Appunto, la noia a scuola, a casa: cosa consiglia a docenti e genitori?

Consiglio educazione, perseveranza e impegno. Questi bimbi hanno bisogno di stimoli, stimoli e ancora stimoli. Aiuta portarli al cinema, a teatro, a vedere la cappella sistina, il planetario. Consiglio di farli lavorare su contenuti complessi e accattivanti, creare occasioni per accumulare esperienze, fare attività a lungo termine. In classe vanno motivati con attività differenziate. Nutrire la loro curiosità intellettuale con programmi cuciti su misura, facendo attenzione a non cadere nella routine. Questi giovani hanno tanti canali aperti. Se sono interessati ai dinosauri, non basta un libro o un sito, ce ne vogliono 50. Hanno bisogno di sfaccettare per costruire significati. Altrimenti è come avere una libreria capiente ma vuota. L’altra parola d’ordine è accelerazione. Occorre rispettare il loro ritmo, evitando ripetizioni, puntando a programmi più condensati o complessi fino a salti di classe.

Si stima che un terzo circa finisce fuori dal seminato scolastico. Una gran perdita. La scuola pubblica non funziona per molti di loro: si può fare di più?

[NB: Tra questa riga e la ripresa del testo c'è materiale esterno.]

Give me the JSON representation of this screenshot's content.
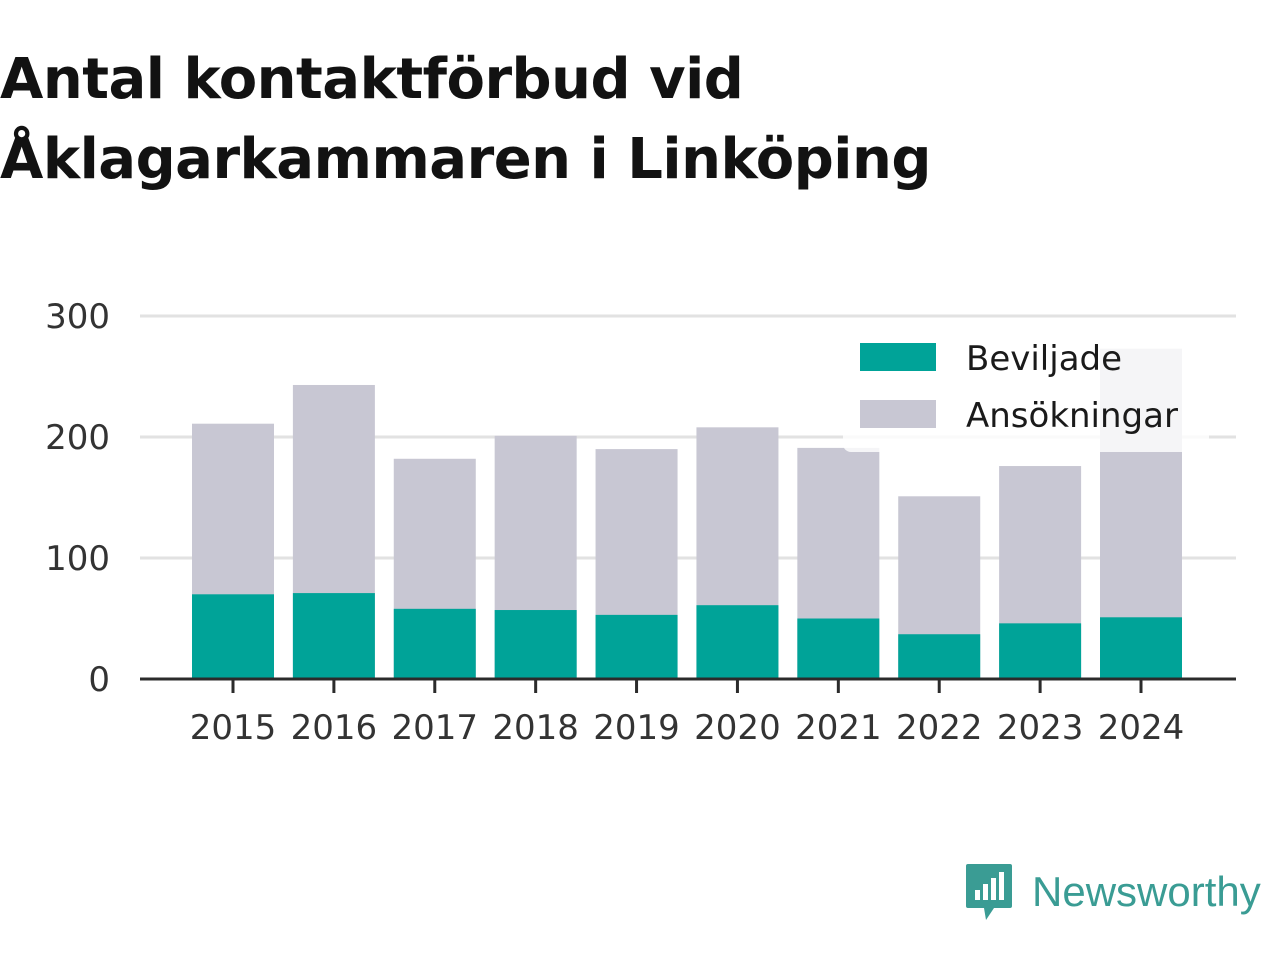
{
  "title_lines": [
    "Antal kontaktförbud vid",
    "Åklagarkammaren i Linköping"
  ],
  "brand": {
    "name": "Newsworthy",
    "icon": "bar-chart-speech-bubble-icon",
    "color": "#3a9c94"
  },
  "chart_data": {
    "type": "bar",
    "stacked": false,
    "overlay": true,
    "categories": [
      "2015",
      "2016",
      "2017",
      "2018",
      "2019",
      "2020",
      "2021",
      "2022",
      "2023",
      "2024"
    ],
    "series": [
      {
        "name": "Ansökningar",
        "color": "#c8c7d3",
        "values": [
          211,
          243,
          182,
          201,
          190,
          208,
          191,
          151,
          176,
          273
        ]
      },
      {
        "name": "Beviljade",
        "color": "#00a398",
        "values": [
          70,
          71,
          58,
          57,
          53,
          61,
          50,
          37,
          46,
          51
        ]
      }
    ],
    "legend_order": [
      "Beviljade",
      "Ansökningar"
    ],
    "legend_position": "top-right",
    "ylim": [
      0,
      300
    ],
    "yticks": [
      0,
      100,
      200,
      300
    ],
    "grid": true,
    "xlabel": "",
    "ylabel": ""
  }
}
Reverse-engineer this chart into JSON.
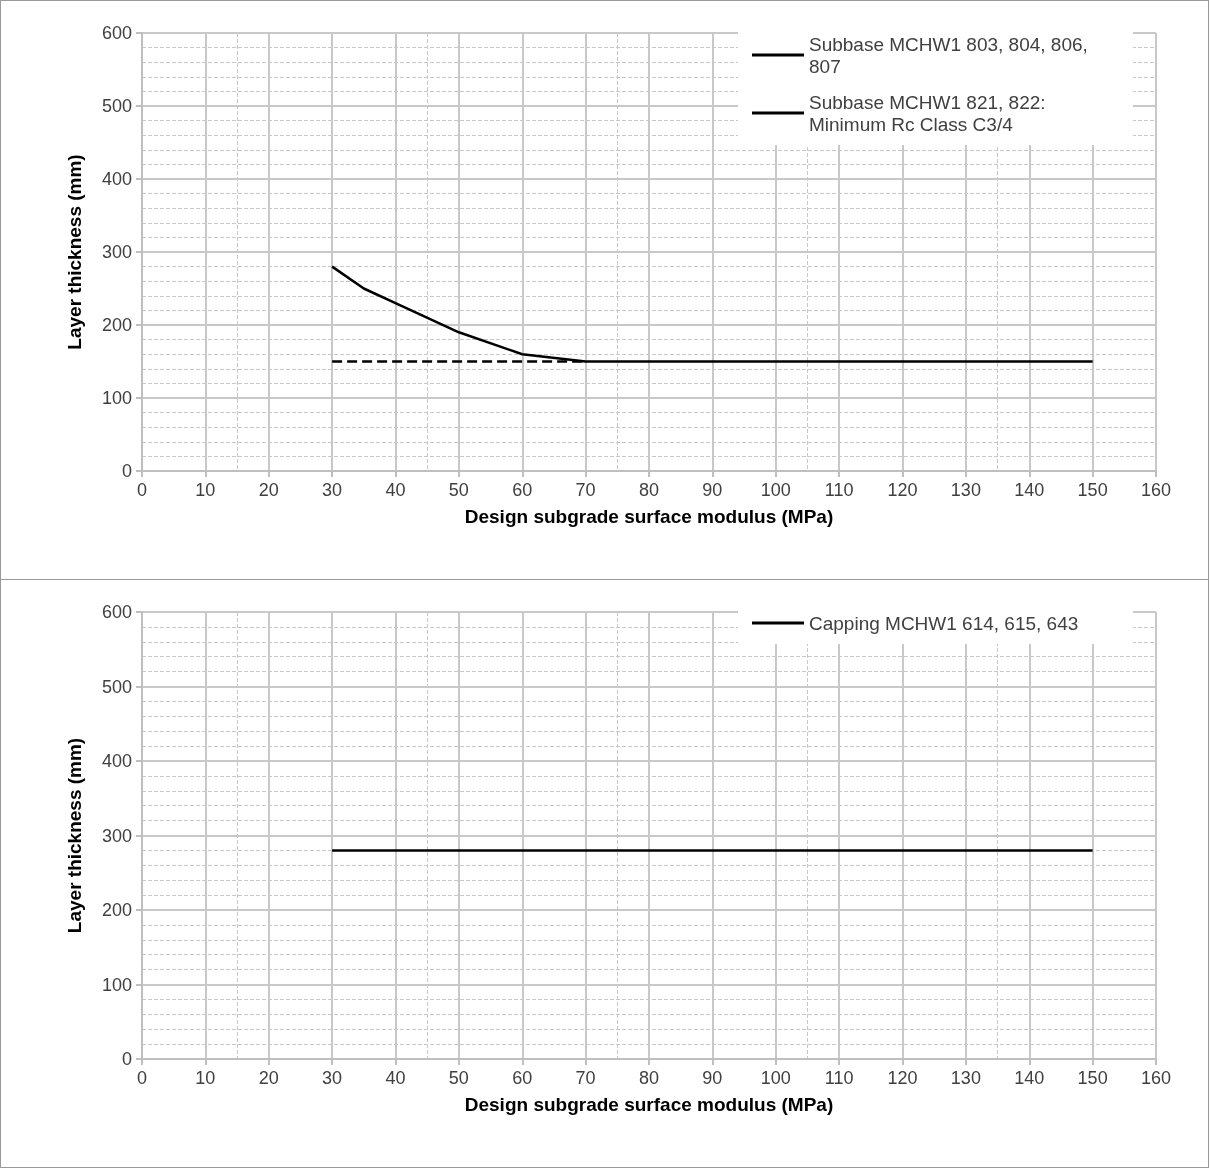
{
  "chart_data": [
    {
      "type": "line",
      "xlabel": "Design subgrade surface modulus (MPa)",
      "ylabel": "Layer thickness (mm)",
      "xlim": [
        0,
        160
      ],
      "xticks": [
        0,
        10,
        20,
        30,
        40,
        50,
        60,
        70,
        80,
        90,
        100,
        110,
        120,
        130,
        140,
        150,
        160
      ],
      "ylim": [
        0,
        600
      ],
      "yticks": [
        0,
        100,
        200,
        300,
        400,
        500,
        600
      ],
      "grid": true,
      "legend": "top right",
      "marker": "none",
      "series": [
        {
          "name": "Subbase MCHW1 803, 804, 806, 807",
          "color": "#000000",
          "line_style": "solid",
          "x": [
            30,
            35,
            40,
            50,
            60,
            70,
            150
          ],
          "values": [
            280,
            250,
            230,
            190,
            160,
            150,
            150
          ]
        },
        {
          "name": "Subbase MCHW1 821, 822: Minimum Rc Class C3/4",
          "color": "#000000",
          "line_style": "dashed",
          "x": [
            30,
            70
          ],
          "values": [
            150,
            150
          ]
        }
      ]
    },
    {
      "type": "line",
      "xlabel": "Design subgrade surface modulus (MPa)",
      "ylabel": "Layer thickness (mm)",
      "xlim": [
        0,
        160
      ],
      "xticks": [
        0,
        10,
        20,
        30,
        40,
        50,
        60,
        70,
        80,
        90,
        100,
        110,
        120,
        130,
        140,
        150,
        160
      ],
      "ylim": [
        0,
        600
      ],
      "yticks": [
        0,
        100,
        200,
        300,
        400,
        500,
        600
      ],
      "grid": true,
      "legend": "top right",
      "marker": "none",
      "series": [
        {
          "name": "Capping MCHW1 614, 615, 643",
          "color": "#000000",
          "line_style": "solid",
          "x": [
            30,
            150
          ],
          "values": [
            280,
            280
          ]
        }
      ]
    }
  ]
}
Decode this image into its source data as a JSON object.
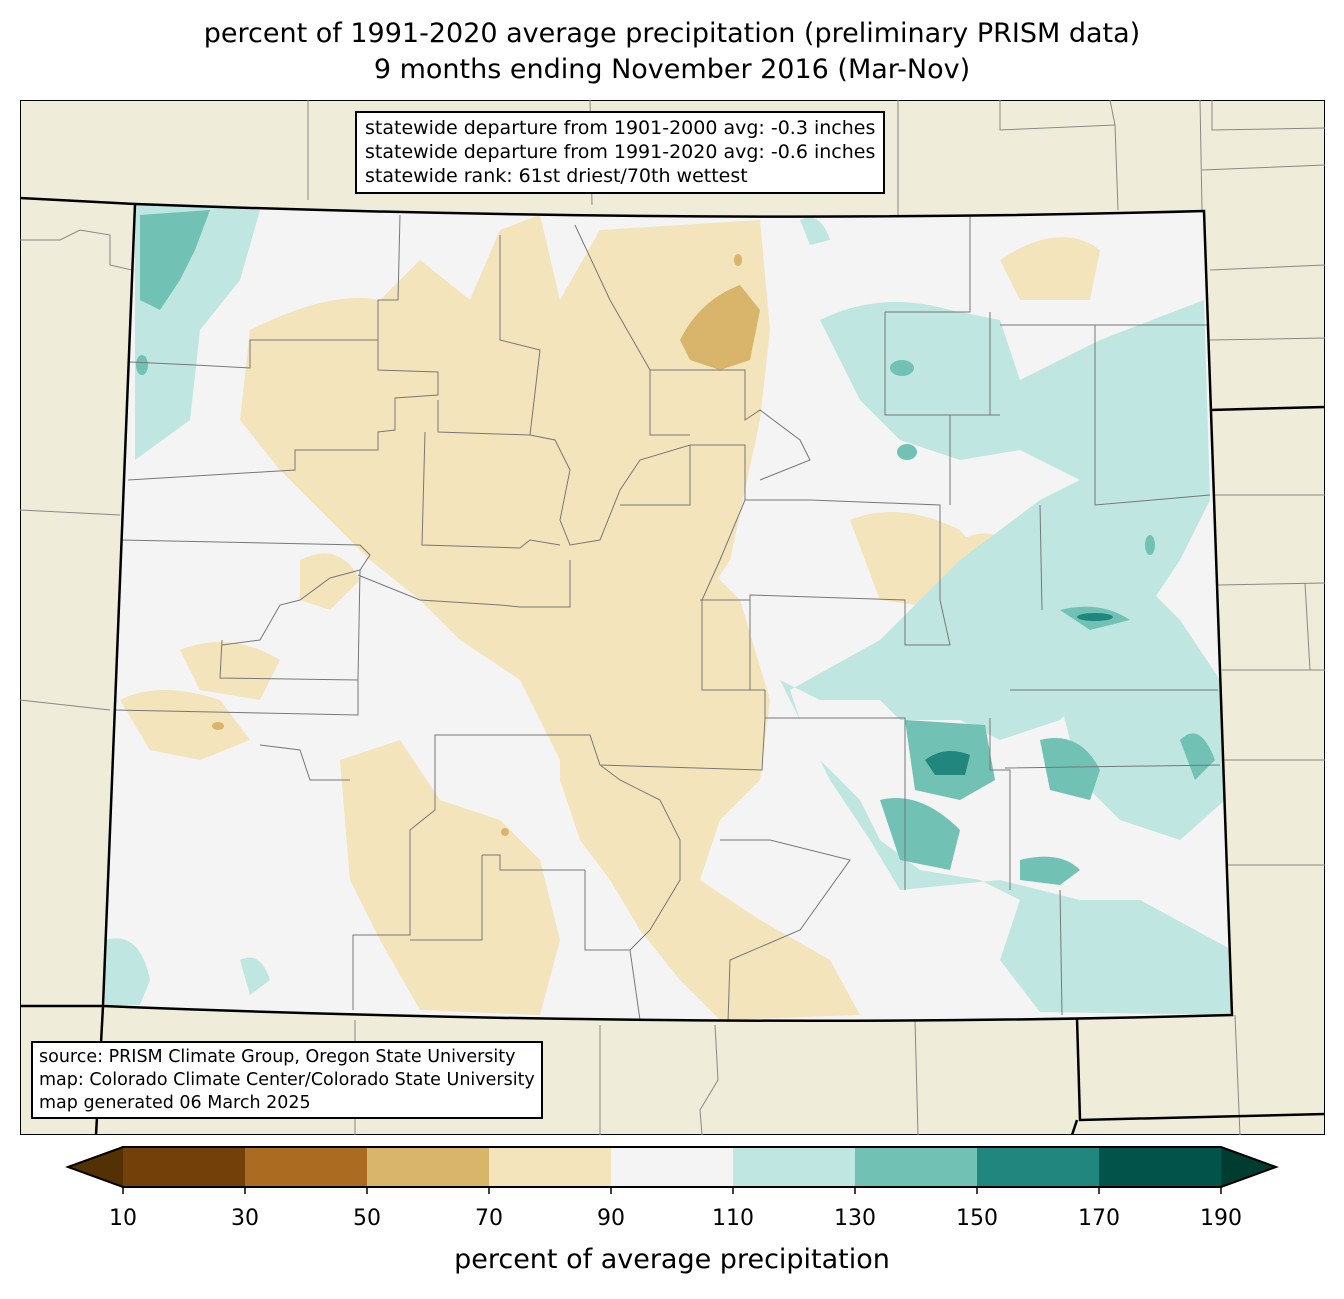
{
  "title": {
    "line1": "percent of 1991-2020 average precipitation (preliminary PRISM data)",
    "line2": "9 months ending November 2016 (Mar-Nov)"
  },
  "stats_box": {
    "line1": "statewide departure from 1901-2000 avg: -0.3 inches",
    "line2": "statewide departure from 1991-2020 avg: -0.6 inches",
    "line3": "statewide rank: 61st driest/70th wettest"
  },
  "source_box": {
    "line1": "source: PRISM Climate Group, Oregon State University",
    "line2": "map: Colorado Climate Center/Colorado State University",
    "line3": "map generated 06 March 2025"
  },
  "colorbar": {
    "title": "percent of average precipitation",
    "ticks": [
      "10",
      "30",
      "50",
      "70",
      "90",
      "110",
      "130",
      "150",
      "170",
      "190"
    ],
    "colors": [
      "#744009",
      "#ab6c21",
      "#d9b46b",
      "#f3e4bc",
      "#f3f4f3",
      "#bfe6e1",
      "#71c1b5",
      "#21867d",
      "#02544a"
    ],
    "extend_low_color": "#543005",
    "extend_high_color": "#003c30"
  },
  "colors": {
    "background_land": "#efedd9",
    "state_fill": "#f3f4f3"
  }
}
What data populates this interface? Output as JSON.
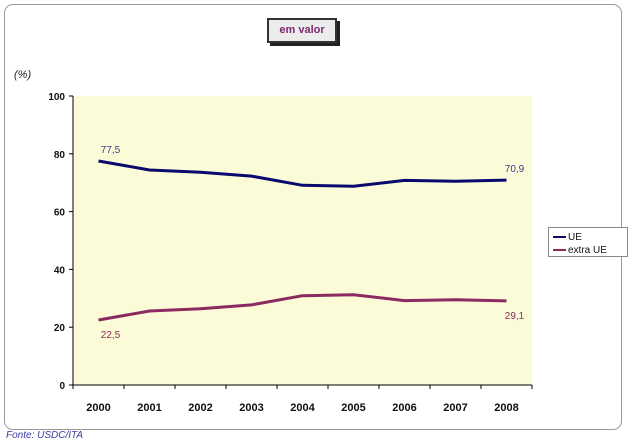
{
  "title": "em valor",
  "unit_label": "(%)",
  "source": "Fonte: USDC/ITA",
  "colors": {
    "UE": "#0a0a6e",
    "extra UE": "#8a2a5f",
    "plot_bg": "#fcfbd8",
    "label_UE": "#3a3a8a",
    "label_extra": "#8a2a5f"
  },
  "chart_data": {
    "type": "line",
    "x": [
      "2000",
      "2001",
      "2002",
      "2003",
      "2004",
      "2005",
      "2006",
      "2007",
      "2008"
    ],
    "series": [
      {
        "name": "UE",
        "values": [
          77.5,
          74.4,
          73.6,
          72.3,
          69.1,
          68.8,
          70.8,
          70.5,
          70.9
        ]
      },
      {
        "name": "extra UE",
        "values": [
          22.5,
          25.6,
          26.4,
          27.7,
          30.9,
          31.2,
          29.2,
          29.5,
          29.1
        ]
      }
    ],
    "data_labels": [
      {
        "series": "UE",
        "x": "2000",
        "text": "77,5"
      },
      {
        "series": "UE",
        "x": "2008",
        "text": "70,9"
      },
      {
        "series": "extra UE",
        "x": "2000",
        "text": "22,5"
      },
      {
        "series": "extra UE",
        "x": "2008",
        "text": "29,1"
      }
    ],
    "y_ticks": [
      "0",
      "20",
      "40",
      "60",
      "80",
      "100"
    ],
    "ylim": [
      0,
      100
    ],
    "grid": false,
    "legend_position": "right"
  }
}
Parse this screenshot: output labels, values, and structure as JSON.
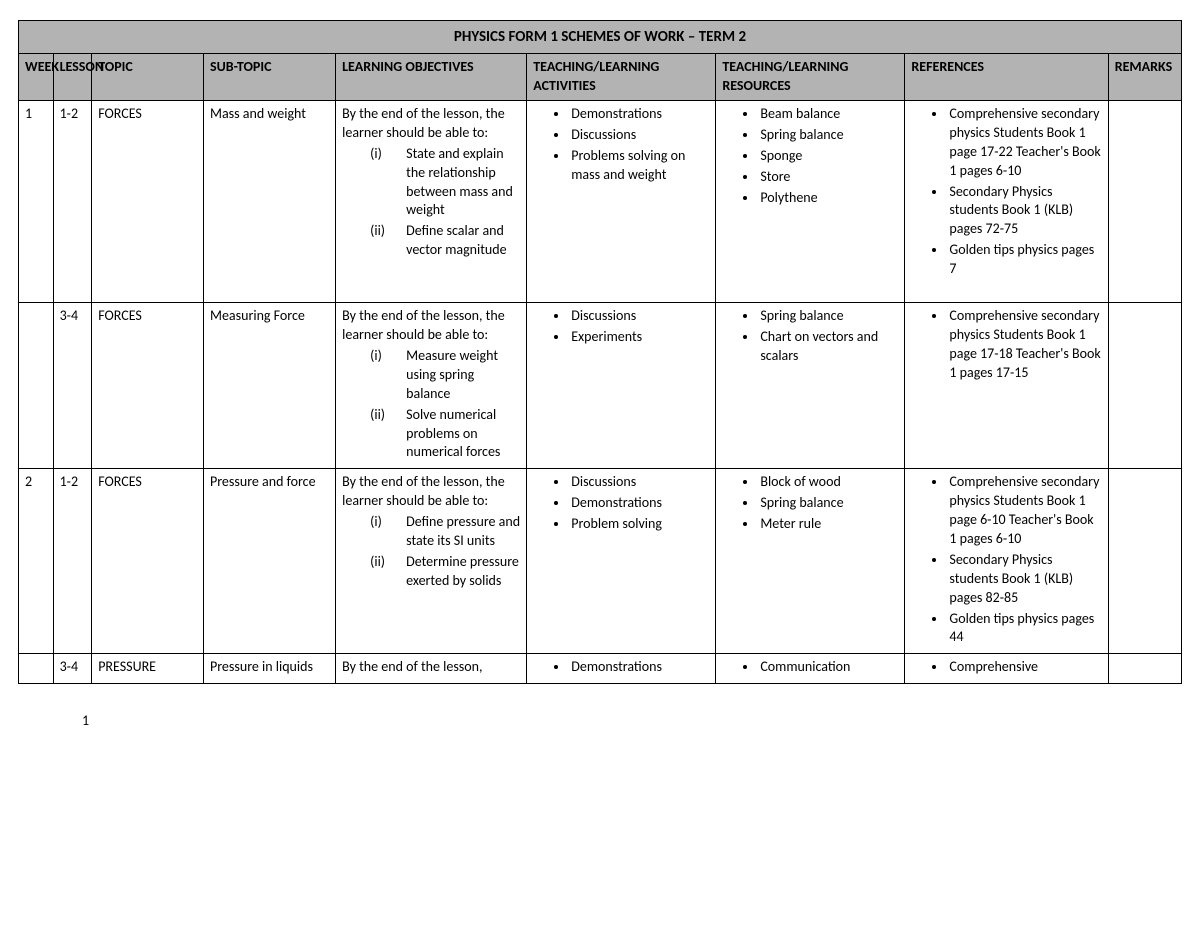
{
  "title": "PHYSICS FORM 1 SCHEMES OF WORK – TERM 2",
  "pageNumber": "1",
  "headers": {
    "week": "WEEK",
    "lesson": "LESSON",
    "topic": "TOPIC",
    "subtopic": "SUB-TOPIC",
    "objectives": "LEARNING OBJECTIVES",
    "activities": "TEACHING/LEARNING ACTIVITIES",
    "resources": "TEACHING/LEARNING RESOURCES",
    "references": "REFERENCES",
    "remarks": "REMARKS"
  },
  "rows": [
    {
      "week": "1",
      "lesson": "1-2",
      "topic": "FORCES",
      "subtopic": "Mass and weight",
      "obj_intro": "By the end of the lesson, the learner should be able to:",
      "objectives": [
        {
          "num": "(i)",
          "text": "State and explain the relationship between mass and weight"
        },
        {
          "num": "(ii)",
          "text": "Define scalar and vector magnitude"
        }
      ],
      "activities": [
        "Demonstrations",
        "Discussions",
        "Problems solving on mass and weight"
      ],
      "resources": [
        "Beam balance",
        "Spring balance",
        "Sponge",
        "Store",
        "Polythene"
      ],
      "references": [
        "Comprehensive secondary physics Students Book 1 page 17-22 Teacher's Book 1 pages 6-10",
        "Secondary Physics students Book 1 (KLB) pages 72-75",
        "Golden tips physics pages 7"
      ],
      "remarks": "",
      "extra_pad": true
    },
    {
      "week": "",
      "lesson": "3-4",
      "topic": "FORCES",
      "subtopic": "Measuring Force",
      "obj_intro": "By the end of the lesson, the learner should be able to:",
      "objectives": [
        {
          "num": "(i)",
          "text": "Measure weight using spring balance"
        },
        {
          "num": "(ii)",
          "text": "Solve numerical problems on numerical forces"
        }
      ],
      "activities": [
        "Discussions",
        "Experiments"
      ],
      "resources": [
        "Spring balance",
        "Chart on vectors and scalars"
      ],
      "references": [
        "Comprehensive secondary physics Students Book 1 page 17-18 Teacher's Book 1 pages 17-15"
      ],
      "remarks": "",
      "extra_pad": false
    },
    {
      "week": "2",
      "lesson": "1-2",
      "topic": "FORCES",
      "subtopic": "Pressure and force",
      "obj_intro": "By the end of the lesson, the learner should be able to:",
      "objectives": [
        {
          "num": "(i)",
          "text": "Define pressure and state its SI units"
        },
        {
          "num": "(ii)",
          "text": "Determine pressure exerted by solids"
        }
      ],
      "activities": [
        "Discussions",
        "Demonstrations",
        "Problem solving"
      ],
      "resources": [
        "Block of wood",
        "Spring balance",
        "Meter rule"
      ],
      "references": [
        "Comprehensive secondary physics Students Book 1 page 6-10 Teacher's Book 1 pages 6-10",
        "Secondary Physics students Book 1 (KLB) pages 82-85",
        "Golden tips physics pages 44"
      ],
      "remarks": "",
      "extra_pad": true
    },
    {
      "week": "",
      "lesson": "3-4",
      "topic": "PRESSURE",
      "subtopic": "Pressure in liquids",
      "obj_intro": "By the end of the lesson,",
      "objectives": [],
      "activities": [
        "Demonstrations"
      ],
      "resources": [
        "Communication"
      ],
      "references": [
        "Comprehensive"
      ],
      "remarks": "",
      "extra_pad": false
    }
  ]
}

Tanti docenti sono impreparati, la scuola in generale è impreparata, non sa valorizzare questi ragazzi. Qua e là ci sono iniziative interessanti, spesso per decisione di un direttore, un docente… Il punto è che questi bimbi ad alto potenziale si annoiano in classe. Ci sono docenti favolosi e colleghi con enormi resistenze. Servono competenze specifiche, altrimenti è impossibile costruire un percorso con questi ragazzi e valorizzarli. Le pluriclassi, dove più età sono mischiate, dove c’è più rotazione e vivacità, sono una soluzione più vicina al funzionamento di un alto potenziale cognitivo.

Emotivamente come sono?

Si sente dire spesso che sono immaturi sul piano emotivo. In verità si confonde l’immaturità con l’instabilità. Io direi che sono instabili, perché vivono molte esperienze con grande intensità. Uno dei filoni di ricerca riguarda il concetto di ‘ipersensibilità’. La supposta immaturità viene riportata quando non sanno perdere una partita, oppure quando hanno reazioni molto vivaci rispetto a una frustrazione. Eppure il senso di giustizia è generalmente ben sviluppato. E direi che ciò avviene regolarmente. Ciò evidentemente infastidisce l’entourage che cerca di diminuire l’entropia. La cosiddetta ‘gestione delle emozioni’ a scuola (o casalinga), considera le manifestazioni esternalizzanti del disagio, certamente non quelle internalizzanti. Prevale pertanto una necessità sedante.

Inoltre, rispetto alla noia vissuta, molte risposte sono del tenore “deve imparare ad annoiarsi” (come se la scuola fosse un luogo tedioso!). In verità lo hanno già imparato molto bene, visto che passano da metà a due terzi del loro tempo ad aspettare.